AI: risk and governance

January 2025  |  SPOTLIGHT | RISK MANAGEMENT

Financier Worldwide Magazine

January 2025 Issue

Artificial intelligence (AI) is transforming industries across the globe, revolutionising the way organisations operate and how decisions are made. From automating routine tasks to providing advanced data insights, AI has become a critical tool in modern business strategy.

However, with the increasing reliance on AI comes the need to manage the associated risks and governance challenges – especially as it relates to the workforce. The potential for biased outcomes, regulatory compliance complexities, workforce disruption and data privacy concerns necessitates a robust framework for responsible AI governance.

Ethical considerations

One of the primary ethical concerns surrounding AI is the potential for algorithms to perpetuate or exacerbate existing biases. AI learns from historical data, and if that data reflects societal biases – whether based on gender, race or socioeconomic status – AI can inadvertently reinforce those biases in decision-making processes. This can be particularly problematic in areas such as recruitment, performance evaluation and employee engagement, where biased outcomes can lead to potential legal risks, reputational damage and a lack of diversity in the workplace.

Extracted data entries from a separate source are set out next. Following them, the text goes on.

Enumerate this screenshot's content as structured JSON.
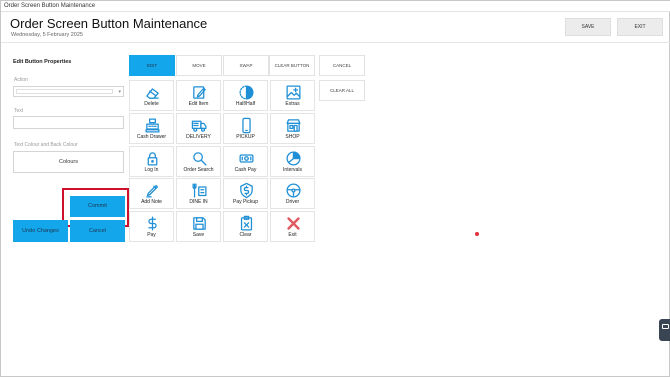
{
  "window": {
    "title": "Order Screen Button Maintenance"
  },
  "header": {
    "title": "Order Screen Button Maintenance",
    "date": "Wednesday, 5 February 2025",
    "save_label": "SAVE",
    "exit_label": "EXIT"
  },
  "properties": {
    "title": "Edit Button Properties",
    "action_label": "Action",
    "action_value": "",
    "text_label": "Text",
    "text_value": "",
    "colour_label": "Text Colour and Back Colour",
    "colours_button": "Colours",
    "commit_label": "Commit",
    "undo_label": "Undo Changes",
    "cancel_label": "Cancel"
  },
  "modes": {
    "edit": "EDIT",
    "move": "MOVE",
    "swap": "SWAP",
    "clear_button": "CLEAR BUTTON",
    "cancel": "CANCEL",
    "clear_all": "CLEAR ALL"
  },
  "tiles": [
    {
      "label": "Delete",
      "icon": "eraser-icon"
    },
    {
      "label": "Edit Item",
      "icon": "edit-icon"
    },
    {
      "label": "Half/Half",
      "icon": "half-circle-icon"
    },
    {
      "label": "Extras",
      "icon": "extras-icon"
    },
    {
      "label": "Cash Drawer",
      "icon": "cash-register-icon"
    },
    {
      "label": "DELIVERY",
      "icon": "truck-icon"
    },
    {
      "label": "PICKUP",
      "icon": "phone-icon"
    },
    {
      "label": "SHOP",
      "icon": "store-icon"
    },
    {
      "label": "Log In",
      "icon": "lock-icon"
    },
    {
      "label": "Order Search",
      "icon": "search-icon"
    },
    {
      "label": "Cash Pay",
      "icon": "money-icon"
    },
    {
      "label": "Intervals",
      "icon": "clock-icon"
    },
    {
      "label": "Add Note",
      "icon": "pen-icon"
    },
    {
      "label": "DINE IN",
      "icon": "dine-in-icon"
    },
    {
      "label": "Pay Pickup",
      "icon": "pay-pickup-icon"
    },
    {
      "label": "Driver",
      "icon": "steering-wheel-icon"
    },
    {
      "label": "Pay",
      "icon": "dollar-icon"
    },
    {
      "label": "Save",
      "icon": "floppy-icon"
    },
    {
      "label": "Clear",
      "icon": "clipboard-icon"
    },
    {
      "label": "Exit",
      "icon": "x-icon"
    }
  ],
  "colors": {
    "accent": "#13a6ea",
    "icon": "#1f8fd6",
    "highlight": "#d0102b",
    "exit": "#e05a62"
  }
}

For example, several high-profile cases have demonstrated the dangers of biased algorithms in hiring practices. A recruitment AI might favour male candidates over equally qualified female candidates because it was trained on a dataset that reflects historical male dominance in certain industries. These kinds of biases not only violate fairness and equality principles but also undermine organisational efforts to foster diversity and inclusion.

One critical approach to address this challenge is to build AI systems on diverse datasets that reflect a wide range of perspectives and experiences. By collaborating with data scientists and IT teams, organisations can develop AI systems that prioritise fairness and help reduce the potential risk of biased outcomes. Moreover, they can implement training programmes to raise awareness among employees and management about the importance of bias mitigation in AI decision making.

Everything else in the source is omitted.